C’est sur la base des conclusions de ces travaux et à l’issue d’une phase de consolidation de l’outil d’analyse de risque que pourront être fixées les zones où la lutte chimique sera interdite".

En d’autres termes, alors que l’outil d’évaluation du risque a été validé par le comité d’experts campagnols le 4 mars dernier, soit il y a plus de 4 mois, et qu’il pourrait donc recevoir un début d’application concrète, Monsieur le préfet renvoie sa mise en œuvre… aux calendes grecques : CROPSAV de septembre, nouvelles consultations, etc.

Bref, une nouvelle façon de dire à la CPEPESC que les services de l’Etat soutiennent toujours activement la profession agricole au détriment de l’intérêt général alors qu’on attendrait de leur part ainsi que de la profession que les traitements soient suspendus jusqu’à ce que l’outil d’évaluation du risque soit concrètement activé, principe de précaution oblige, dans le respect de l’article 5 de la Charte de l’environnement : "Lorsque la réalisation d’un dommage, bien qu’incertaine en l’état des connaissances scientifiques, pourrait affecter de manière grave et irréversible l’environnement, les autorités publiques veillent, par application du principe de précaution et dans leurs domaines d’attributions, à la mise en œuvre de procédures d’évaluation des risques et à l’adoption de mesures provisoires et proportionnées afin de parer à la réalisation du dommage."

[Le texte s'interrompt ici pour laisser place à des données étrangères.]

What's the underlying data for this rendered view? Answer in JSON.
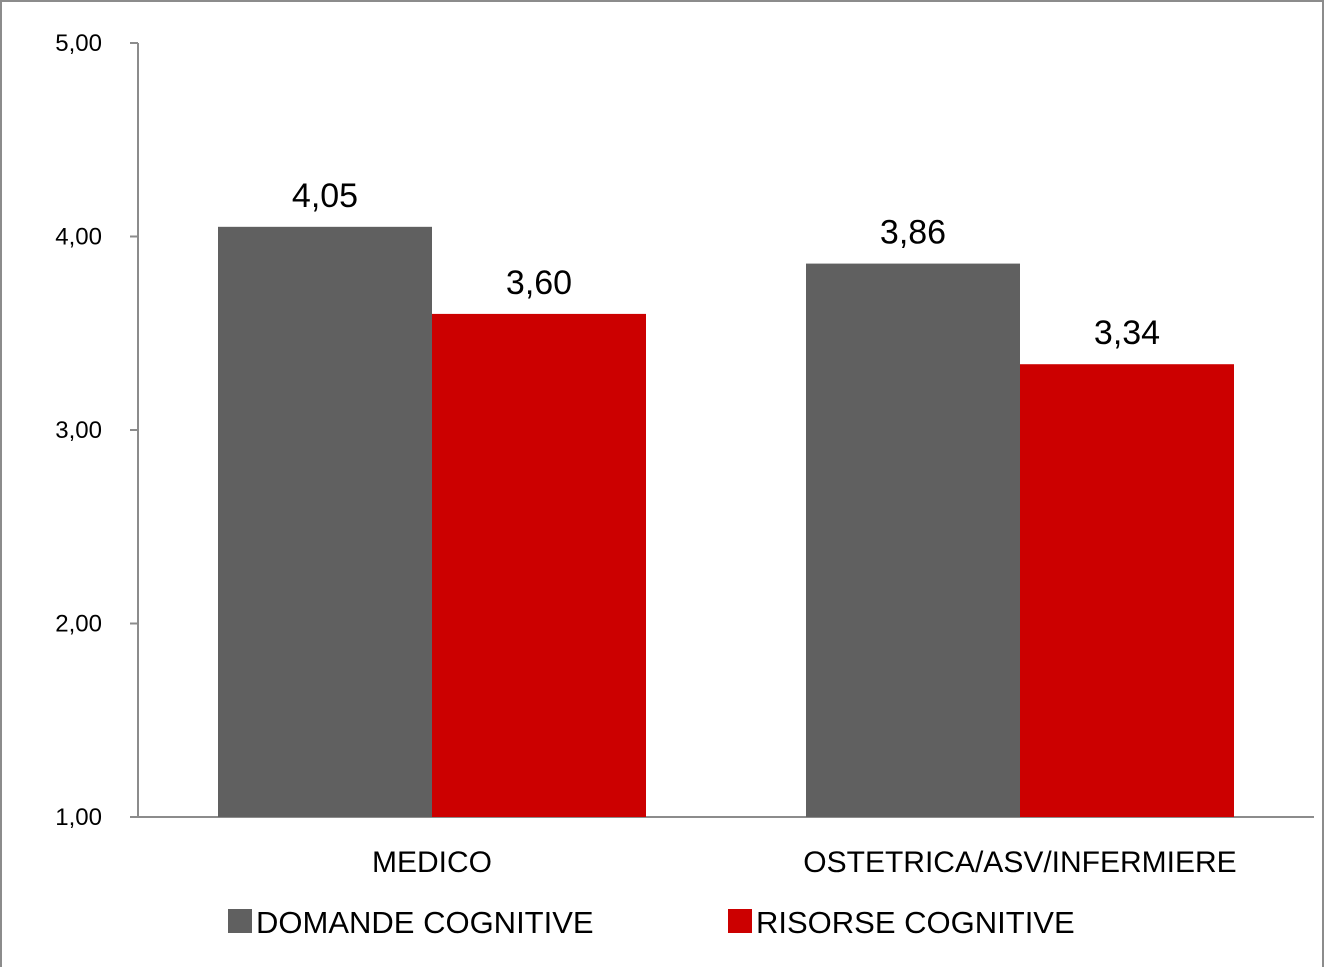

Depuis le 4 mars, sauf erreur de notre part, pas moins de 33 avis de traitement ont été publiés concernant des secteurs tels que le plateau de Maîche, de Levier, de Nozeroy-les-Planches, etc.

Cette absence de précaution et de mesures inquiète tout particulièrement notre structure sachant que la période à venir est des plus critiques. Elle correspond à l’envol des jeunes, qui, inexpérimentés, courent plus facilement le risque de s’intoxiquer. Comme ce fut le cas par exemple d’un Milan royal en 2012, bagué et muni de marque alaire à Besançon en juin et retrouvé empoisonné avec d’autres congénères sur la commune de Chapelle-d’Huin (25) le mois suivant.

Monsieur le préfet est prévenu, si la lutte chimique venait à produire des effets létaux et s’il s’avère qu’aucune précaution n’a été prise en amont, sa responsabilité serait logiquement engagée.